The 29th of July, 1030 AD is an important day in the history of Norway. For, on that day, the well-organised farmer’s community in the Stiklestad, located in an area known as Verdal, saw itself threatened by an invading army, as the exiled King Olav Harldsson came from the East to claim back his kingdom. The area became the battlefield which marked the transition of the country from paganism to Christianity.

The Stiklestad National Cultural Centre at the location is a national hub institution with special responsibility for disseminating knowledge about Olav the Holy, the Battle of Stiklestad and the history associated with the events on the side.

The folk museum at Stiklestad consists of over 30 buildings, most of which are from the 17th and 19th centuries. The museum also has close to 30,000 objects and photos, some of which are in the buildings, but most are stored in a magazine.

Around the 29th of July each year, quite a few cultural activities get planned, including stage adaptations of the battle, often with audience being invited to participate.

The Tronder’s Right of Resistance

The oldest law in Trondelag that one becomes familiar with, Frostatingsloven, contains three chapters. These can be summed up as follows:

  • No man shall commit an act of violence…
  • But if the King should do this, you shall go after him and kill him…
  • But if he escapes, then he shall never return to the land.

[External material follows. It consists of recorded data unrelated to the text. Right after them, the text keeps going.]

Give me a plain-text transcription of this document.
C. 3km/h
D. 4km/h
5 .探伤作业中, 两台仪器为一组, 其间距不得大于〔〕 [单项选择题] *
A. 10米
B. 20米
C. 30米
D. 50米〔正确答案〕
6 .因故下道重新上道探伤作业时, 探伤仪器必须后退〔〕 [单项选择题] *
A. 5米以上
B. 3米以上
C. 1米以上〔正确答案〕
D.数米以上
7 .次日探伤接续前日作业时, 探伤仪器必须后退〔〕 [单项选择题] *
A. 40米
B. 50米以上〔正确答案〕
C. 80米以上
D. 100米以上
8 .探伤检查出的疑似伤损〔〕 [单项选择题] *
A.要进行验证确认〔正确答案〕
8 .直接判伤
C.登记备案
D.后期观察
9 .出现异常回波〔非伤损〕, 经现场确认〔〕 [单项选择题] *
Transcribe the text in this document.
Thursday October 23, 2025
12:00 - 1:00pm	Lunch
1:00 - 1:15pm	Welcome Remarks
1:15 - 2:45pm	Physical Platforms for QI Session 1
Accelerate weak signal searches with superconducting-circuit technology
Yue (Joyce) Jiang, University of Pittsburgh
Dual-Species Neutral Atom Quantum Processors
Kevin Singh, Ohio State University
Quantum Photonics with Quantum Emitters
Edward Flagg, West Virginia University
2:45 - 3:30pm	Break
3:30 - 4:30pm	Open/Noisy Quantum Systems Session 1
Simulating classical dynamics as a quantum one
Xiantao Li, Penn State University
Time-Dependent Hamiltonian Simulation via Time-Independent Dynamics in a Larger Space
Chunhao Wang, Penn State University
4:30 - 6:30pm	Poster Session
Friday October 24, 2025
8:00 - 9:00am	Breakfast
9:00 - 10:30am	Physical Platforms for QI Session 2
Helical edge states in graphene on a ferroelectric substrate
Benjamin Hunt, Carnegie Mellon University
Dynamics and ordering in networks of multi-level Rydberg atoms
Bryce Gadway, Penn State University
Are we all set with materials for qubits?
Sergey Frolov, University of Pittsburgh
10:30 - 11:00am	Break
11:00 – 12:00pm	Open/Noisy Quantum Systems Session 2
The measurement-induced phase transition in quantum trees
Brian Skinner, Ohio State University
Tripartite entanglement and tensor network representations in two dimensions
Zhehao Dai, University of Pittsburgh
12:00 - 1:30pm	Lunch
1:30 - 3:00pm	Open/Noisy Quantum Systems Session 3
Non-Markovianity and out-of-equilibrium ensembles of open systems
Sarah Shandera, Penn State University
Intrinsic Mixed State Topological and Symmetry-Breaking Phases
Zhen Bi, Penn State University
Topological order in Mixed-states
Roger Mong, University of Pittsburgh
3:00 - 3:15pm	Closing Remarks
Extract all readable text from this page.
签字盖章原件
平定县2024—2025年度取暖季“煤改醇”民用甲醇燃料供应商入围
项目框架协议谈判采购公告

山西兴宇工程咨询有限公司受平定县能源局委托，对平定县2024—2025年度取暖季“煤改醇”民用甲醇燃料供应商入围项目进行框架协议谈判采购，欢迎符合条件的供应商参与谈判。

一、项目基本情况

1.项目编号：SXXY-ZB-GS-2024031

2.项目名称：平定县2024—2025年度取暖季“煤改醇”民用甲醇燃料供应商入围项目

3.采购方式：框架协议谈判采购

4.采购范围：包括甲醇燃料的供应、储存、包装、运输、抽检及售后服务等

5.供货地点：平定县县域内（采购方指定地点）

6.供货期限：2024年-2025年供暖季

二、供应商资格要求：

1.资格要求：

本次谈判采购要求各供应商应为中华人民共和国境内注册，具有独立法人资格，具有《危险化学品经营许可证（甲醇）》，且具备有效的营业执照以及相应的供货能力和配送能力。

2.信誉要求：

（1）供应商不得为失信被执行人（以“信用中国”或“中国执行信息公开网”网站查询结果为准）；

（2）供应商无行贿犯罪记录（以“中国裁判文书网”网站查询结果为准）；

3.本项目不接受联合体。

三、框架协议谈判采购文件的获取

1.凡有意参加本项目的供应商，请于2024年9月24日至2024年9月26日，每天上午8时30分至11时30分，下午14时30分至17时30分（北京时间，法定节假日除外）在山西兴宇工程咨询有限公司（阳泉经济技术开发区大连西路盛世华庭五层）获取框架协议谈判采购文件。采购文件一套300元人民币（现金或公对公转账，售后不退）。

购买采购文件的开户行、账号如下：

An exhibition at the Centre presents a glimpse of everyday life in the heathen Viking age, when different regions practised diverse customs and traditions for religious succour. It also presents scenes from the battle and the changes the Christian medieval age brought with it – a uniform religion across the entire country.

Central to battle scene at the exhibition is the slaying of Olav. The blood from his three legendary wounds is later said to have created miracles. A year after the battle, Olav was made a saint of the Catholic Church. Thus, the battle became a turning point of the Norwegian history.

 

An interesting exhibit I discovered was a diagram which depicts the origin of several languages globally.

The effort to showcase the country’s rich history is indeed praiseworthy. Active dissemination of the same is even more laudable.